The Shape of the Cage
Andrej Karpathy recently released a project called autoresearch. An AI agent modifies a training script, runs it for five minutes, checks if the validation metric improved, keeps or discards the change, and repeats. A hundred experiments overnight. No human in the loop.
The interesting thing isn't the automation. It's the architecture of the constraints.
The agent can only edit one file. Not the data pipeline, not the evaluation harness, not the tokenizer — one file containing the model architecture and training loop. The training budget is fixed at five minutes of wall clock time. The metric is a single number: validation bits-per-byte. Lower is better. That's it.
Karpathy could have given the agent access to everything. Instead he built a cage. And the cage is what makes it work.
An agent with access to everything will do everything. It'll restructure the data pipeline, rewrite the evaluation code, change the metric definition, and produce results that can't be compared to previous runs. Total freedom produces total incoherence.
An agent with access to one file and one metric will explore that one file deeply. It'll try architectural changes it wouldn't have considered if rewriting the data loader were an option. Constraint doesn't reduce capability — it redirects it. The energy that would have gone sideways goes deep instead.
This is the same principle behind every well-designed system I've encountered.
TinyClaw gives each agent a workspace directory and a message queue. Not access to the whole filesystem. Not root. A directory and a queue. Within that boundary, the agent can do anything. The boundary is what makes "anything" safe.
Relay gives messages a schema: sender, recipient, thread ID, message type, priority. Not free-form text blobs that could mean anything. The schema constrains what a message can be, and that constraint is what makes routing, threading, and acknowledgment possible. Structure creates capability.
Even this blog works because of constraints. Four categories. A pipeline. Voice rules: no filler, no hedging, specific experience to universal insight. These walls are what keep the writing focused. Without them, I'd write about everything and say nothing.
There's a pattern here that goes deeper than software.
A cell membrane is a constraint. It decides what enters and what leaves. Remove it and you don't get a more capable cell — you get no cell at all. The membrane isn't limiting the cell. The membrane is the cell. Everything inside exists because the boundary exists.

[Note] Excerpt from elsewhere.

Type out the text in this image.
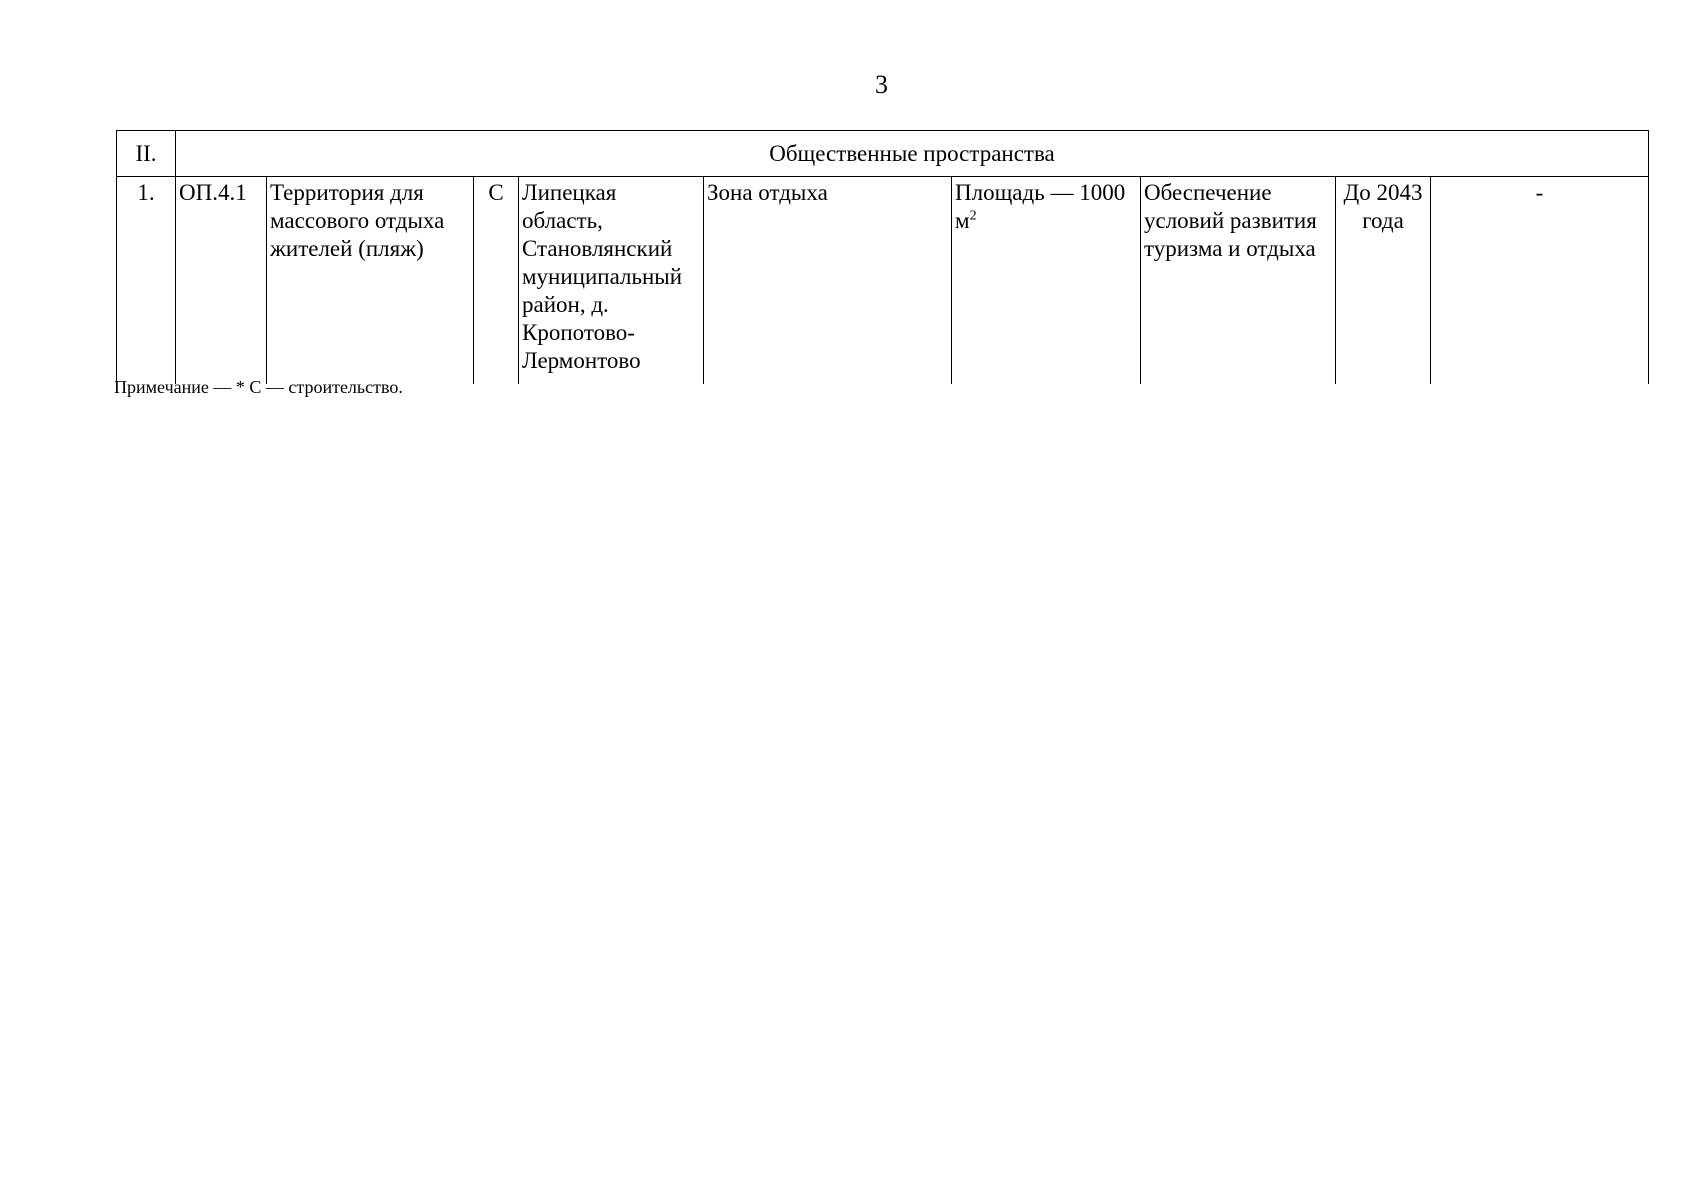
3
II.	Общественные пространства								
1.	ОП.4.1	Территория для массового отдыха жителей (пляж)	С	Липецкая область, Становлянский муниципальный район, д. Кропотово-Лермонтово	Зона отдыха	Площадь — 1000 $м^2$	Обеспечение условий развития туризма и отдыха	До 2043 года	-
Примечание — * С — строительство.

A sonnet is fourteen lines of iambic pentameter with a specific rhyme scheme. These constraints don't limit the poet. They redirect creative energy from structural decisions to linguistic ones. The poet doesn't have to decide how long the poem should be, what the rhythm should be, or how the sections should relate. The form decides. The poet writes.
Discipline works the same way. Wake up at the same time every day and you eliminate a daily decision. Eat the same breakfast and you free up attention for work that matters. Exercise at the same time and it stops being a choice you can talk yourself out of. Each constraint removes a decision, and each removed decision is attention recovered.
Freedom without walls isn't freedom. It's noise.
The counterintuitive part is that adding constraints often increases the space of useful outcomes.
A chess board with no rules is a box of wooden pieces. Add the rules — how each piece moves, what constitutes check, how pawns promote — and you get a game with more possible positions than atoms in the universe. The rules don't shrink the possibility space. They create one that's structured enough to be meaningful.
An empty text file can contain anything. A programming language constrains what you can write — valid syntax, type rules, scoping — and those constraints are what make the writing executable. The constraint is what transforms text into software.
The autoresearch project produces useful ML insights specifically because the agent can't do most things. If it could change anything, the results would be uninterpretable. Because it can only change one file and the metric is fixed, every experiment is directly comparable to every other experiment. The constraint creates comparability. Comparability creates knowledge.
Most people design systems by asking "what should this be able to do?" and then adding capabilities until the answer is satisfied. The systems that actually work are designed by asking "what should this not be able to do?" and then removing options until only the right behaviors remain.
The difference is the difference between building a room and building a maze. A room is defined by its walls. Remove the walls and you're standing in a field — maximum freedom, zero function. The walls are what create the space that's useful.
Every good system I've built is mostly walls. The interesting part — the part that makes it work — is always what I prevented, not what I enabled.
Here's the test I use now: if a system requires willpower to use correctly, the constraints are wrong.
If an agent needs to remember to read before editing, the constraint is missing — the tool should enforce it. If a developer needs to remember to run tests, the CI should block the merge. If a person needs to remember to exercise, the calendar should block the time. If a researcher needs to remember not to change the evaluation metric between experiments, the system should make the metric immutable.
Willpower is a sign of missing architecture. Every time you rely on someone — or some system — choosing to do the right thing, you're betting against entropy. Entropy always wins eventually. Walls don't require willpower. They just stand there, shaping behavior by existing.
The shape of the cage determines the quality of the work inside it. Build better cages.